5 respostas a Ensaio sobre a Cegueira, por Tiago Ramos

  1. AnaA diz:

    A primeira coisa que me ocorre é: quão cegas são as pessoas da tal associação americana de cegos? Parecendo isto uma redundância, não o é, pois se existem vários tipos de cegueira a deles também é a do espírito. Isso ou só ouviram dizer que o filme tinha cegos que eram bem mauzinhos e nem se deram ao trabalho de ver o filme antes de darem o seu parecer oficial (mas também alguém disse que eram todos más pessoas?)… Enfim.

    Quanto ao filme, fui vê-lo a pensar “Tenho de me aguentar, dizem que é muito forte, mas eu hei-de arranjar maneira…” e no fim acabou por se revelar das melhores surpresas deste ano. Não digo que não é sufocante, que não olhei para o lado por não conseguir ver uma das cenas, que não chorei quando o filme acabou (de alívio, ou fim da pressão que provoca). É um filme intenso que testa a resistência de uma pessoa (pelo menos se estivermos a compreender o filme na sua totalidade).

    Não tinha lido o livro, e embora a pessoa que me acompanhou o tivesse feito e por conseguinte ter percebido muito mais de certos aspectos, após a discussão de certos pontos do filme chegámos à conclusão de que Meirelles realmente deixou lá as pistas todas para uma pessoa se aperceber. Algumas das cenas que não tinham sido explicadas tinham sido, pelo menos, parcialmente compreendidas por mim… O que quer dizer que se uma pessoa estiver atenta consegue realmente perceber toda a essência do filme e a base do romance.

  2. João Barreiros diz:

    AnaA: “…nem se deram ao trabalho de ver o filme antes de darem o seu parecer oficial ”
    Hehe! Realmente nem se deram ao trabalho…
    “Hehe” sem ofensa aos cegos que possam a estar a ler isto, claro. (ahahahahaha!)

    ;D

  3. Cláudio Carneiro diz:

    Não há nada a adicionar, o review e o filme estão muito bons!

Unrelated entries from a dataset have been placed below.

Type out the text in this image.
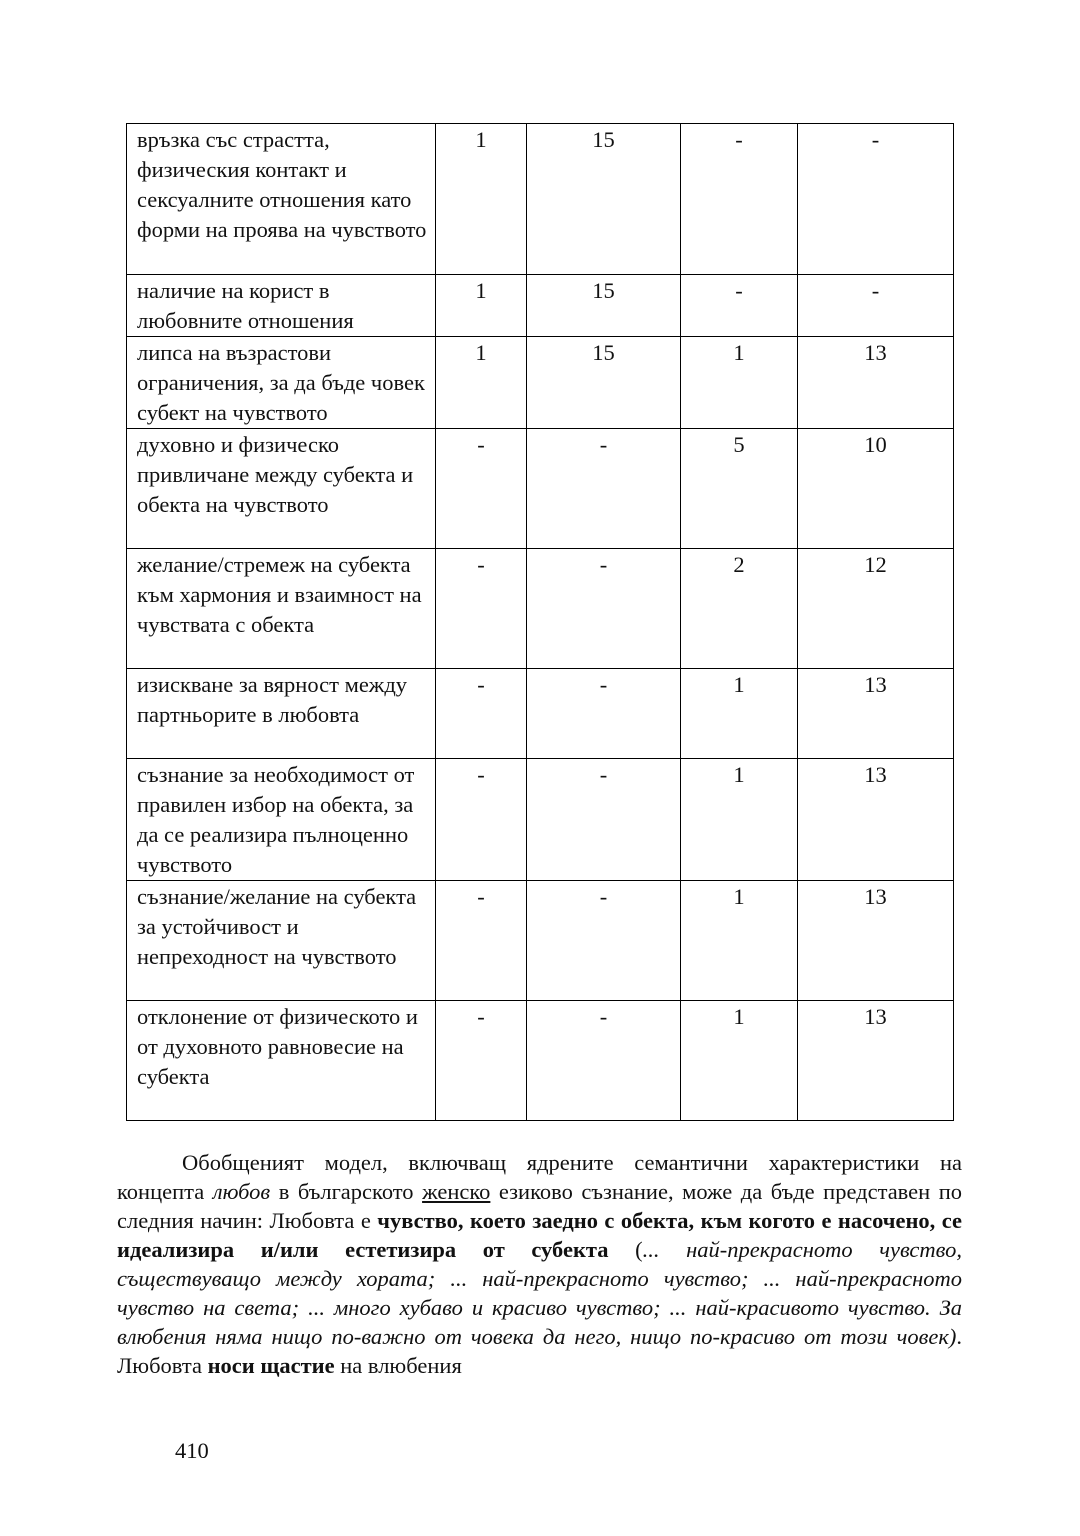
връзка със страстта, физическия контакт и сексуалните отношения като форми на проява на чувството	1	15	-	-
наличие на корист в любовните отношения	1	15	-	-
липса на възрастови ограничения, за да бъде човек субект на чувството	1	15	1	13
духовно и физическо привличане между субекта и обекта на чувството	-	-	5	10
желание/стремеж на субекта към хармония и взаимност на чувствата с обекта	-	-	2	12
изискване за вярност между партньорите в любовта	-	-	1	13
съзнание за необходимост от правилен избор на обекта, за да се реализира пълноценно чувството	-	-	1	13
съзнание/желание на субекта за устойчивост и непреходност на чувството	-	-	1	13
отклонение от физическото и от духовното равновесие на субекта	-	-	1	13
Обобщеният модел, включващ ядрените семантични характеристики на концепта любов в българското женско езиково съзнание, може да бъде представен по следния начин: Любовта е чувство, което заедно с обекта, към когото е насочено, се идеализира и/или естетизира от субекта (... най-прекрасното чувство, съществуващо между хората; ... най-прекрасното чувство; ... най-прекрасното чувство на света; ... много хубаво и красиво чувство; ... най-красивото чувство. За влюбения няма нищо по-важно от човека да него, нищо по-красиво от този човек). Любовта носи щастие на влюбения
410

  4. […] apenas 42% de críticas positivas no RottenTomatoes, contudo e se quiser algo mais positivo, clique AQUI, para ler uma review de opinião escrita por […]

  5. Um dos melhores filmes do ano, sem dúvida nenhuma. O Fernando Meirelles e toda a sua equipa estão todos de parabéns pelo soberbo resultado final: não era nada fácil adaptar o livro, mas o filme consegue transmitir para o ecrã todo o espírito da obra do Saramago, e isso é a maior vitória que o filme poderia alcançar.

    Excelente trabalho também da Julianne Moore e do Gael García Bernal. E excelente crítica também, Tiago.